RIGHT HON. GEORGE VISCOUNT MANDEVILLE.
Deputy Lieutenant of, and M.P. for Huntingdonshire.
[Commander.]

Eldest son of the Duke of Manchester, late Captain-General and Governor of Jamaica. This officer was born on the 9th July, 1799; made a lieutenant on the 20th Nov. 1818; and advanced to the rank of commander July 19th, 1822. He married, Oct. 8th, in the latter year, the daughter of Lady Olivia Sparrow.

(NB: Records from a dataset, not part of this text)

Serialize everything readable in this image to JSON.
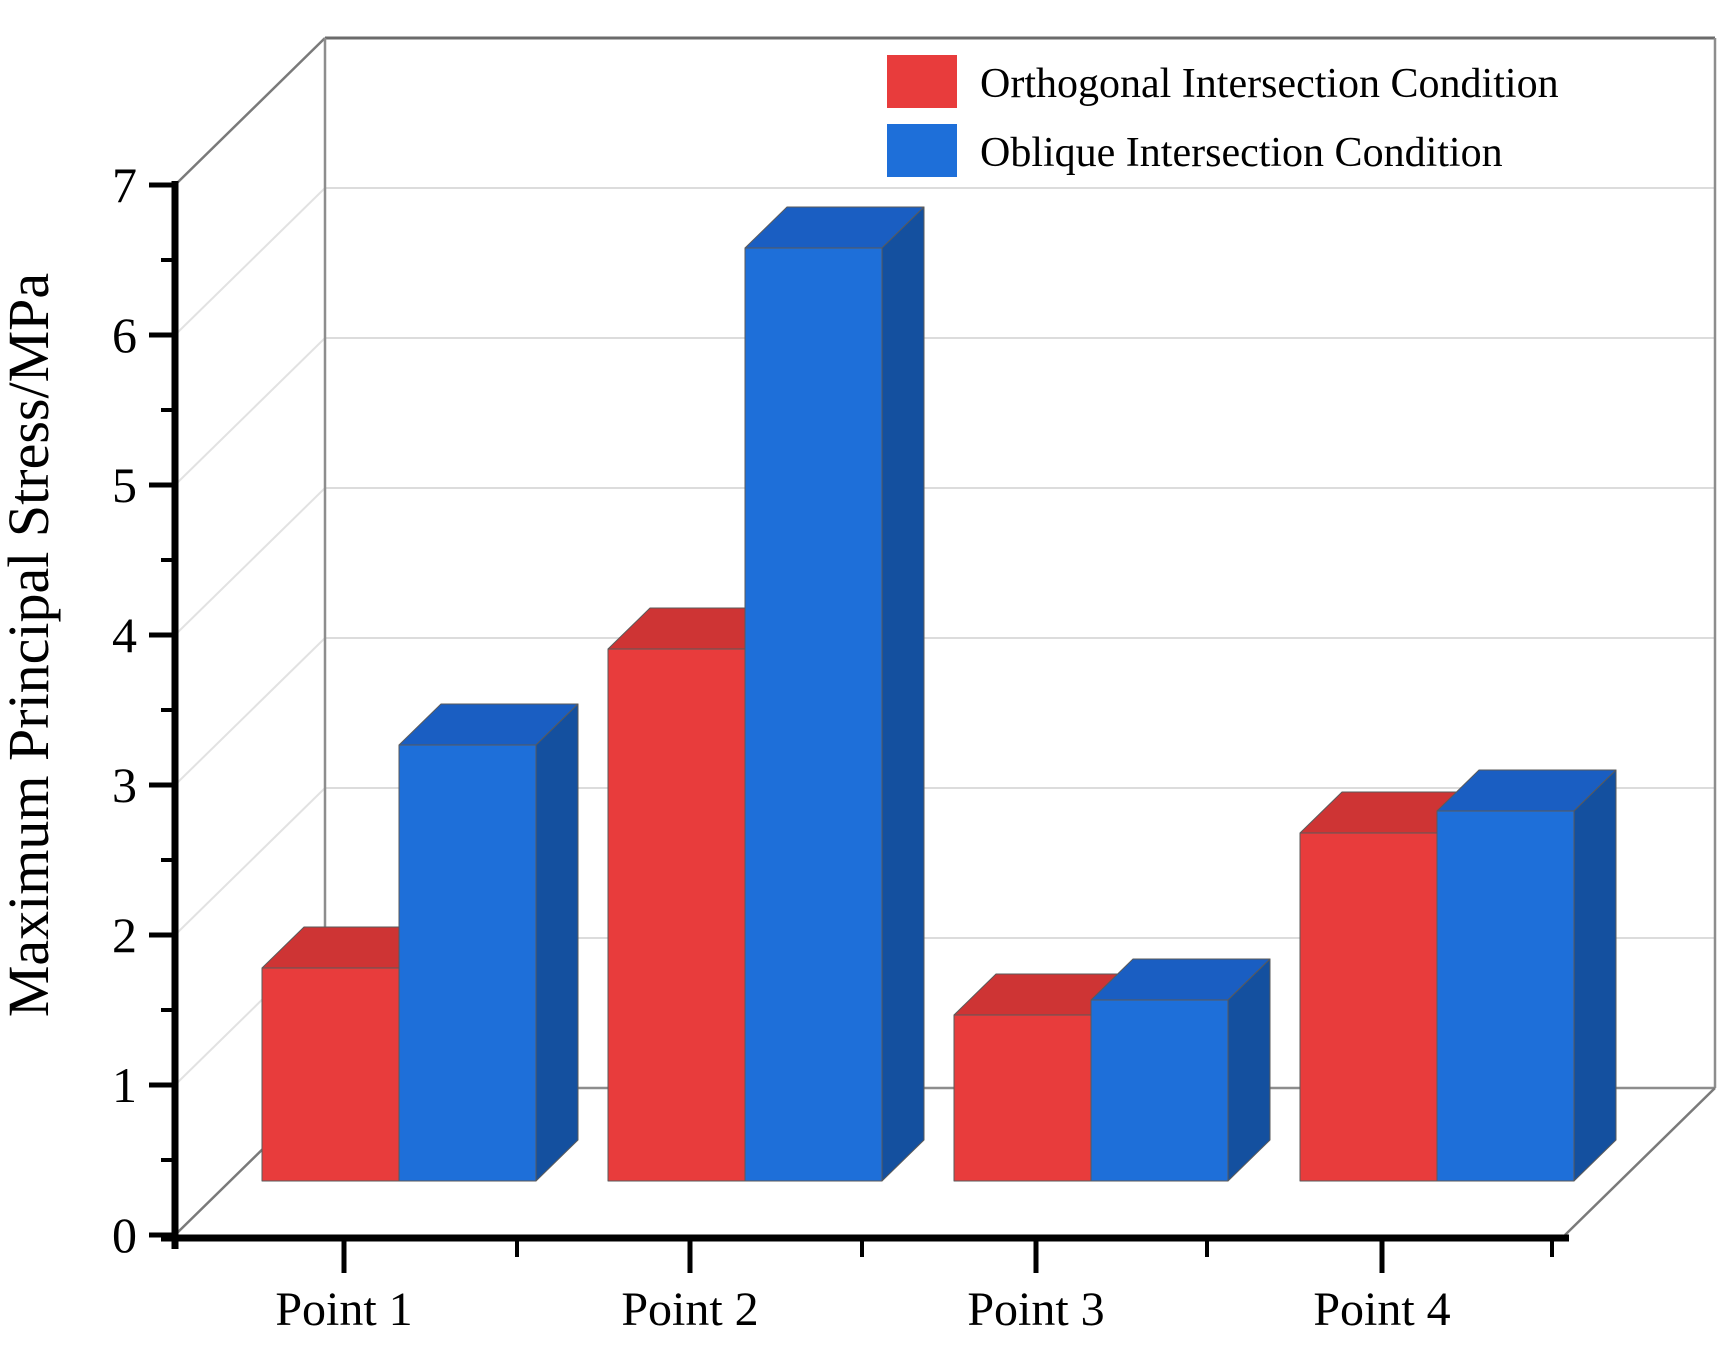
{
  "chart_data": {
    "type": "bar",
    "projection": "3d-oblique",
    "title": "",
    "xlabel": "",
    "ylabel": "Maximum Principal Stress/MPa",
    "categories": [
      "Point 1",
      "Point 2",
      "Point 3",
      "Point 4"
    ],
    "series": [
      {
        "key": "orthogonal",
        "name": "Orthogonal Intersection Condition",
        "color": "#E83C3C",
        "color_top": "#CE3434",
        "color_side": "#A82A2A",
        "values": [
          1.42,
          3.55,
          1.11,
          2.32
        ]
      },
      {
        "key": "oblique",
        "name": "Oblique Intersection Condition",
        "color": "#1E6FD9",
        "color_top": "#1A5EC2",
        "color_side": "#14509F",
        "values": [
          2.91,
          6.22,
          1.21,
          2.47
        ]
      }
    ],
    "ylim": [
      0,
      7
    ],
    "ytick_step": 1,
    "ytick_minor_step": 0.5,
    "ytick_labels": [
      "0",
      "1",
      "2",
      "3",
      "4",
      "5",
      "6",
      "7"
    ],
    "grid": "horizontal-back-wall-only",
    "legend_position": "top-right",
    "frame_color": "#7a7a7a",
    "gridline_color": "#dcdcdc",
    "axis_color": "#000000"
  }
}
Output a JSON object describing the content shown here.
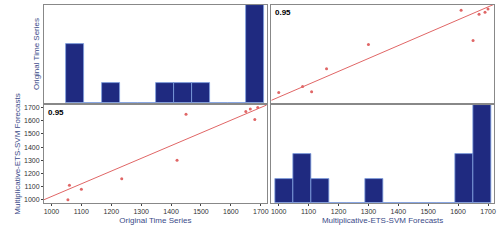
{
  "chart_data": [
    {
      "type": "histogram",
      "ylabel": "Original Time Series",
      "bins": [
        1050,
        1110,
        1170,
        1230,
        1290,
        1350,
        1410,
        1470,
        1530,
        1590,
        1650,
        1710
      ],
      "counts": [
        3,
        0,
        1,
        0,
        0,
        1,
        1,
        1,
        0,
        0,
        5
      ],
      "color": "#1f2a80",
      "xlim": [
        975,
        1720
      ],
      "ylim": [
        0,
        5
      ],
      "tick_labels": false
    },
    {
      "type": "scatter",
      "annotations": [
        {
          "text": "0.95"
        }
      ],
      "x": [
        1000,
        1110,
        1080,
        1160,
        1300,
        1650,
        1670,
        1690,
        1610,
        1700
      ],
      "values": [
        1055,
        1060,
        1100,
        1235,
        1420,
        1450,
        1650,
        1665,
        1680,
        1690
      ],
      "color": "#e06666",
      "fit_line": {
        "x": [
          975,
          1720
        ],
        "values": [
          995,
          1725
        ],
        "color": "#e06666"
      },
      "xlim": [
        975,
        1720
      ],
      "ylim": [
        975,
        1720
      ],
      "tick_labels": false
    },
    {
      "type": "scatter",
      "xlabel": "Original Time Series",
      "ylabel": "Multiplicative-ETS-SVM Forecasts",
      "annotations": [
        {
          "text": "0.95"
        }
      ],
      "x": [
        1055,
        1060,
        1100,
        1235,
        1420,
        1450,
        1650,
        1665,
        1680,
        1690
      ],
      "values": [
        1000,
        1110,
        1080,
        1160,
        1300,
        1650,
        1670,
        1690,
        1610,
        1700
      ],
      "color": "#e06666",
      "fit_line": {
        "x": [
          975,
          1720
        ],
        "values": [
          1000,
          1720
        ],
        "color": "#e06666"
      },
      "xlim": [
        975,
        1720
      ],
      "ylim": [
        975,
        1720
      ],
      "xticks": [
        1000,
        1100,
        1200,
        1300,
        1400,
        1500,
        1600,
        1700
      ],
      "yticks": [
        1000,
        1100,
        1200,
        1300,
        1400,
        1500,
        1600,
        1700
      ]
    },
    {
      "type": "histogram",
      "xlabel": "Multiplicative-ETS-SVM Forecasts",
      "bins": [
        990,
        1050,
        1110,
        1170,
        1230,
        1290,
        1350,
        1410,
        1470,
        1530,
        1590,
        1650,
        1710
      ],
      "counts": [
        1,
        2,
        1,
        0,
        0,
        1,
        0,
        0,
        0,
        0,
        2,
        4
      ],
      "color": "#1f2a80",
      "xlim": [
        975,
        1720
      ],
      "ylim": [
        0,
        4
      ],
      "xticks": [
        1000,
        1100,
        1200,
        1300,
        1400,
        1500,
        1600,
        1700
      ],
      "tick_labels": "x"
    }
  ]
}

ROBERT GRAHAM DUNLOP, Esq.
[Commander.]

Passed his examination, at Portsmouth, in the summer of 1810; and was slightly wounded whilst serving as master’s-mate of the Scipion 74, (flag-ship of Rear-Admiral the Hon. Robert Stopford,) and employed on shore at the reduction of Java, in 1811. His first commission bears date Feb. 7th, 1812. In the following year, being then a lieutenant of the Surveillante frigate. Captain Sir George R. Collier, on the north coast of Spain, he was again wounded, in one of the breaching batteries on the Chofre sand-hills, opened against the walls of St. Sebastian. He subsequently joined the Porcupine 22, flag-ship of the late Sir Charles V. Penrose, and was very actively employed in co-operation with Wellington’s army in the neighbourhood of Bayonne and Bourdeaux[1].